Она не стала ни отталкивать его, ни кричать от страха по-девичьи. Напротив, Катриона обняла его за шею, прижимая пальцами, шелковистые пряди волос, и без всякого сопротивления позволила нетерпеливому языку Саймона проникнуть глубже в ее рот. Ответом на яростную атаку Уэскотта на ее чувства стала нежность, с которой она открыла ему свои губы, свое сердце и всю свою душу.
Сдавленный стон вырвался из груди Саймона, пораженного неожиданным откликом Катрионы. Он осыпал ее поцелуями, вновь и вновь пытаясь пить сладостный нектар ее губ, словно это была чаша святого Грааля, а он — нашедший ее рыцарь Парсифаль. Продолжая целовать Катриону, Уэскотт сильной рукой ухватил ее за бедра, поднял и развернул так, что ее ноги раздвинулись, и к ее нежному лону прижалась разгоряченная твердая мужская плоть.

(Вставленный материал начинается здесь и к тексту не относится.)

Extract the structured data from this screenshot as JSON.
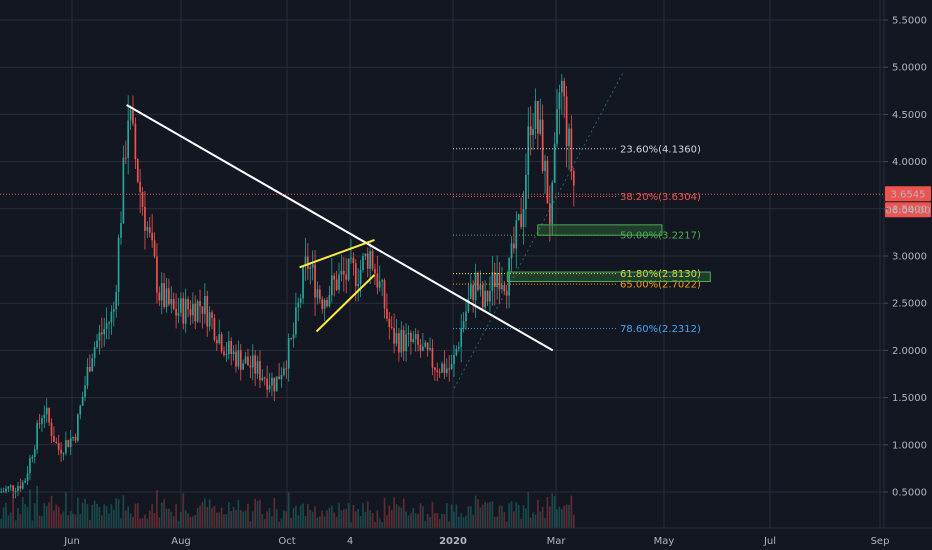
{
  "chart_data": {
    "type": "candlestick",
    "title": "",
    "y_axis": {
      "ticks": [
        "0.5000",
        "1.0000",
        "1.5000",
        "2.0000",
        "2.5000",
        "3.0000",
        "3.5000",
        "4.0000",
        "4.5000",
        "5.0000",
        "5.5000"
      ],
      "ylim": [
        0.05,
        5.85
      ]
    },
    "x_axis": {
      "labels": [
        "Jun",
        "Aug",
        "Oct",
        "4",
        "2020",
        "Mar",
        "May",
        "Jul",
        "Sep"
      ]
    },
    "current_price": {
      "label": "3.6545",
      "value": 3.6545,
      "color": "#ef5350"
    },
    "countdown": {
      "label": "06:04:00",
      "color": "#ef5350"
    },
    "fib_levels": [
      {
        "label": "23.60%(4.1360)",
        "value": 4.136,
        "color": "#d1d4dc"
      },
      {
        "label": "38.20%(3.6304)",
        "value": 3.6304,
        "color": "#ef5350"
      },
      {
        "label": "50.00%(3.2217)",
        "value": 3.2217,
        "color": "#4caf50"
      },
      {
        "label": "61.80%(2.8130)",
        "value": 2.813,
        "color": "#ffeb3b"
      },
      {
        "label": "65.00%(2.7022)",
        "value": 2.7022,
        "color": "#ff9800"
      },
      {
        "label": "78.60%(2.2312)",
        "value": 2.2312,
        "color": "#42a5f5"
      }
    ],
    "price_path_keyframes": [
      {
        "t": 0.0,
        "p": 0.5
      },
      {
        "t": 0.05,
        "p": 0.6
      },
      {
        "t": 0.09,
        "p": 1.4
      },
      {
        "t": 0.12,
        "p": 0.95
      },
      {
        "t": 0.155,
        "p": 1.1
      },
      {
        "t": 0.19,
        "p": 2.0
      },
      {
        "t": 0.235,
        "p": 2.4
      },
      {
        "t": 0.255,
        "p": 3.8
      },
      {
        "t": 0.265,
        "p": 4.55
      },
      {
        "t": 0.29,
        "p": 3.7
      },
      {
        "t": 0.33,
        "p": 2.6
      },
      {
        "t": 0.36,
        "p": 2.4
      },
      {
        "t": 0.42,
        "p": 2.5
      },
      {
        "t": 0.47,
        "p": 2.0
      },
      {
        "t": 0.53,
        "p": 1.8
      },
      {
        "t": 0.57,
        "p": 1.65
      },
      {
        "t": 0.605,
        "p": 2.1
      },
      {
        "t": 0.635,
        "p": 2.95
      },
      {
        "t": 0.665,
        "p": 2.55
      },
      {
        "t": 0.7,
        "p": 2.75
      },
      {
        "t": 0.745,
        "p": 2.85
      },
      {
        "t": 0.765,
        "p": 3.05
      },
      {
        "t": 0.79,
        "p": 2.6
      },
      {
        "t": 0.81,
        "p": 2.15
      },
      {
        "t": 0.86,
        "p": 2.05
      },
      {
        "t": 0.9,
        "p": 1.85
      },
      {
        "t": 0.935,
        "p": 1.8
      },
      {
        "t": 0.96,
        "p": 2.35
      },
      {
        "t": 0.985,
        "p": 2.75
      },
      {
        "t": 1.0,
        "p": 2.45
      },
      {
        "t": 1.03,
        "p": 2.85
      },
      {
        "t": 1.05,
        "p": 2.75
      },
      {
        "t": 1.08,
        "p": 3.45
      },
      {
        "t": 1.1,
        "p": 4.6
      },
      {
        "t": 1.12,
        "p": 4.2
      },
      {
        "t": 1.14,
        "p": 3.35
      },
      {
        "t": 1.16,
        "p": 4.9
      },
      {
        "t": 1.175,
        "p": 4.25
      },
      {
        "t": 1.19,
        "p": 3.65
      }
    ],
    "drawings": [
      {
        "name": "descending-trendline",
        "color": "#ffffff",
        "from": {
          "t": 0.262,
          "p": 4.6
        },
        "to": {
          "t": 1.144,
          "p": 2.0
        }
      },
      {
        "name": "wedge-upper-line",
        "color": "#ffeb3b",
        "from": {
          "t": 0.62,
          "p": 2.88
        },
        "to": {
          "t": 0.775,
          "p": 3.17
        }
      },
      {
        "name": "wedge-lower-line",
        "color": "#ffeb3b",
        "from": {
          "t": 0.655,
          "p": 2.2
        },
        "to": {
          "t": 0.775,
          "p": 2.8
        }
      },
      {
        "name": "projection-dotted-line",
        "color": "#26a69a",
        "from": {
          "t": 0.94,
          "p": 1.6
        },
        "to": {
          "t": 1.29,
          "p": 4.95
        }
      }
    ],
    "zones": [
      {
        "name": "zone-50",
        "color": "#4caf50",
        "p_low": 3.22,
        "p_high": 3.33,
        "t_start": 1.113,
        "t_end": 1.37
      },
      {
        "name": "zone-61-65",
        "color": "#4caf50",
        "p_low": 2.73,
        "p_high": 2.83,
        "t_start": 1.05,
        "t_end": 1.47
      }
    ],
    "colors": {
      "background": "#131722",
      "grid": "#2a2e39",
      "up": "#26a69a",
      "down": "#ef5350",
      "axis_text": "#b2b5be"
    },
    "grid": true
  }
}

Их дыхания слились. Ощущение от настойчивого давления, такого непривычного и такого соблазнительного, со всей ясностью давало понять, что Саймон хочет от нее большего, чем просто поцелуя. Гораздо большего. Катриона хорошо понимала, что он сильнее ее. Но она не догадывалась, что он способен одной рукой удерживать ее, а другой одновременно забираться к ней под юбку. Разгоряченная ладонь Уэскотта скользнула по прохладной атласной коже ее бедра и двинулась дальше. В эту ночь Саймон не старался доставить ей удовольствие, а хотел получить его сам. Они находились не в уютной девичьей спальне в дядюшкином доме и даже не на узкой кровати постоялого двора в Гретна-Грин. Сейчас, в лесу, Уэскотт вовсе не помышлял о том, чтобы дать женщине любовь. Он решительно вознамерился взять ее силой.

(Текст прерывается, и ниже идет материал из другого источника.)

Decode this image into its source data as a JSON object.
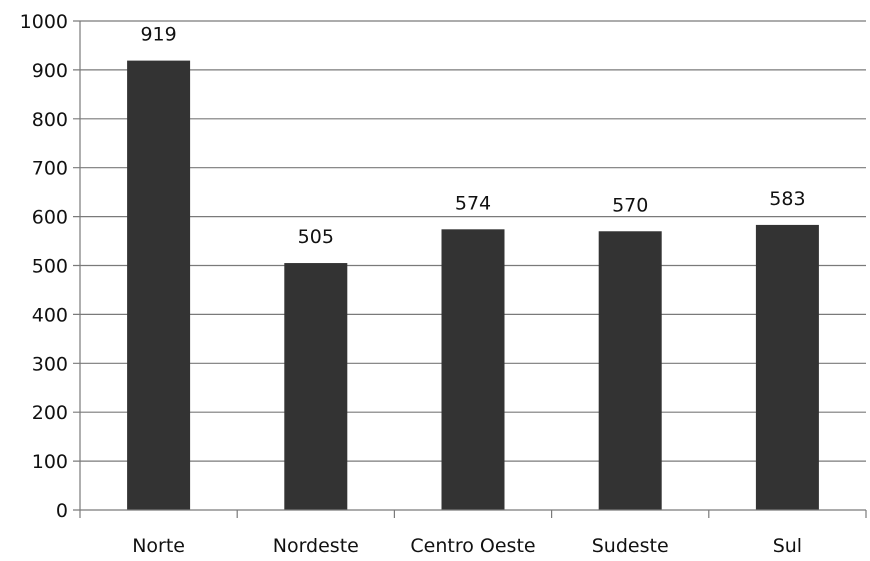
{
  "chart_data": {
    "type": "bar",
    "categories": [
      "Norte",
      "Nordeste",
      "Centro Oeste",
      "Sudeste",
      "Sul"
    ],
    "values": [
      919,
      505,
      574,
      570,
      583
    ],
    "data_labels": [
      "919",
      "505",
      "574",
      "570",
      "583"
    ],
    "y_ticks": [
      "0",
      "100",
      "200",
      "300",
      "400",
      "500",
      "600",
      "700",
      "800",
      "900",
      "1000"
    ],
    "ylim": [
      0,
      1000
    ],
    "title": "",
    "xlabel": "",
    "ylabel": "",
    "grid": true,
    "legend": "none",
    "bar_color": "#333333"
  }
}
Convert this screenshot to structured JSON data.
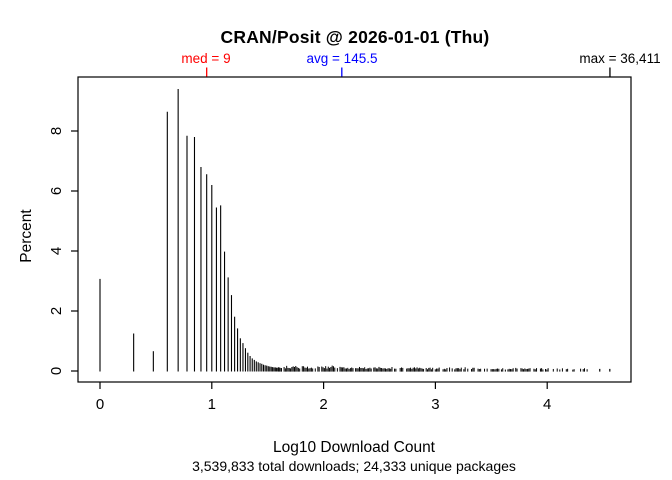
{
  "chart_data": {
    "type": "bar",
    "variant": "spike-histogram",
    "title": "CRAN/Posit @ 2026-01-01 (Thu)",
    "xlabel": "Log10 Download Count",
    "ylabel": "Percent",
    "subtitle": "3,539,833 total downloads; 24,333 unique packages",
    "grid": false,
    "bar_color": "#000000",
    "axis_color": "#000000",
    "x_axis": {
      "ticks": [
        0,
        1,
        2,
        3,
        4
      ],
      "range_shown": [
        -0.18,
        4.74
      ]
    },
    "y_axis": {
      "ticks": [
        0,
        2,
        4,
        6,
        8
      ],
      "range_shown": [
        -0.37,
        9.77
      ]
    },
    "annotations": {
      "median": {
        "label": "med = 9",
        "value": 9,
        "color": "#ff0000"
      },
      "mean": {
        "label": "avg = 145.5",
        "value": 145.5,
        "color": "#0000ff"
      },
      "max": {
        "label": "max = 36,411",
        "value": 36411,
        "color": "#000000"
      }
    },
    "bars_schema": [
      "download_count",
      "percent_of_packages"
    ],
    "bars": [
      [
        1,
        3.07
      ],
      [
        2,
        1.25
      ],
      [
        3,
        0.66
      ],
      [
        4,
        8.64
      ],
      [
        5,
        9.4
      ],
      [
        6,
        7.84
      ],
      [
        7,
        7.8
      ],
      [
        8,
        6.8
      ],
      [
        9,
        6.56
      ],
      [
        10,
        6.2
      ],
      [
        11,
        5.45
      ],
      [
        12,
        5.52
      ],
      [
        13,
        3.98
      ],
      [
        14,
        3.12
      ],
      [
        15,
        2.53
      ],
      [
        16,
        1.81
      ],
      [
        17,
        1.42
      ],
      [
        18,
        1.09
      ],
      [
        19,
        0.93
      ],
      [
        20,
        0.76
      ],
      [
        21,
        0.61
      ],
      [
        22,
        0.5
      ],
      [
        23,
        0.42
      ],
      [
        24,
        0.37
      ],
      [
        25,
        0.32
      ],
      [
        26,
        0.29
      ],
      [
        27,
        0.26
      ],
      [
        28,
        0.24
      ],
      [
        29,
        0.21
      ],
      [
        30,
        0.19
      ],
      [
        31,
        0.18
      ],
      [
        32,
        0.16
      ],
      [
        33,
        0.15
      ],
      [
        34,
        0.14
      ],
      [
        35,
        0.13
      ],
      [
        36,
        0.12
      ],
      [
        37,
        0.12
      ],
      [
        38,
        0.11
      ],
      [
        39,
        0.11
      ],
      [
        40,
        0.1
      ]
    ],
    "rug_segments": [
      {
        "from_log10": 1.6,
        "to_log10": 2.1,
        "height_pct": 0.13,
        "density": 0.95
      },
      {
        "from_log10": 2.1,
        "to_log10": 2.65,
        "height_pct": 0.1,
        "density": 0.9
      },
      {
        "from_log10": 2.65,
        "to_log10": 3.3,
        "height_pct": 0.09,
        "density": 0.8
      },
      {
        "from_log10": 3.3,
        "to_log10": 3.95,
        "height_pct": 0.08,
        "density": 0.72
      },
      {
        "from_log10": 3.95,
        "to_log10": 4.38,
        "height_pct": 0.07,
        "density": 0.55
      }
    ],
    "rug_dots_log10": [
      4.47,
      4.56
    ]
  }
}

Когда мужские пальцы достигли желанного места, там все было готово уже встретить его, все было открыто и напитано влагой желания. Искушение было слишком сильным. Совершенно позабыв об изящных манерах и деликатном обращении, так благотворно повлиявших на его репутацию, Уэскотт грубо погрузил два пальца в ее плоть. Он услышал сдавленный крик Катрионы и почувствовал, как содрогнулось все ее тело от резкой боли, вызванной таким движением. Шок от такого открытия был для Саймона не менее сильным, чем шок Катрионы от посягательства на ее честь.
С трудом, удержавшись от ругательства, Уэскотт резко отпрянул от Катрионы. Ей даже пришлось ухватиться за ствол дерева, чтобы не упасть.
Саймон попятился назад с таким видом, словно перед ним женщина, которая едва не заманила его в ловушку медовой приманкой. Он стоял, тяжело дыша.
— Ну, вот скажи, что я должен еще сделать, Катриона? До каких пределов нужно мне дойти, чтобы ты поняла — нельзя меня превратить в хорошего человека, как бы сильно ты ни верила, что это возможно?
С этими словами Уэскотт наклонился, сгреб ладонью лежащие на земле газетные листки и швырнул их в костер.
— Не надо! — жалобно вскрикнула Катриона и метнулась к костру.
Но было слишком поздно. Языки пламени быстро пожирали добычу из бумажных вырезок, превращая в пепел нарисованного героя и заметки о нем.
Катриона долго стояла, наблюдая, как дым костра навсегда уносит прочь ее девичьи мечты. Когда же, наконец, она подняла взгляд на Саймона, в глазах у нее стояли слезы.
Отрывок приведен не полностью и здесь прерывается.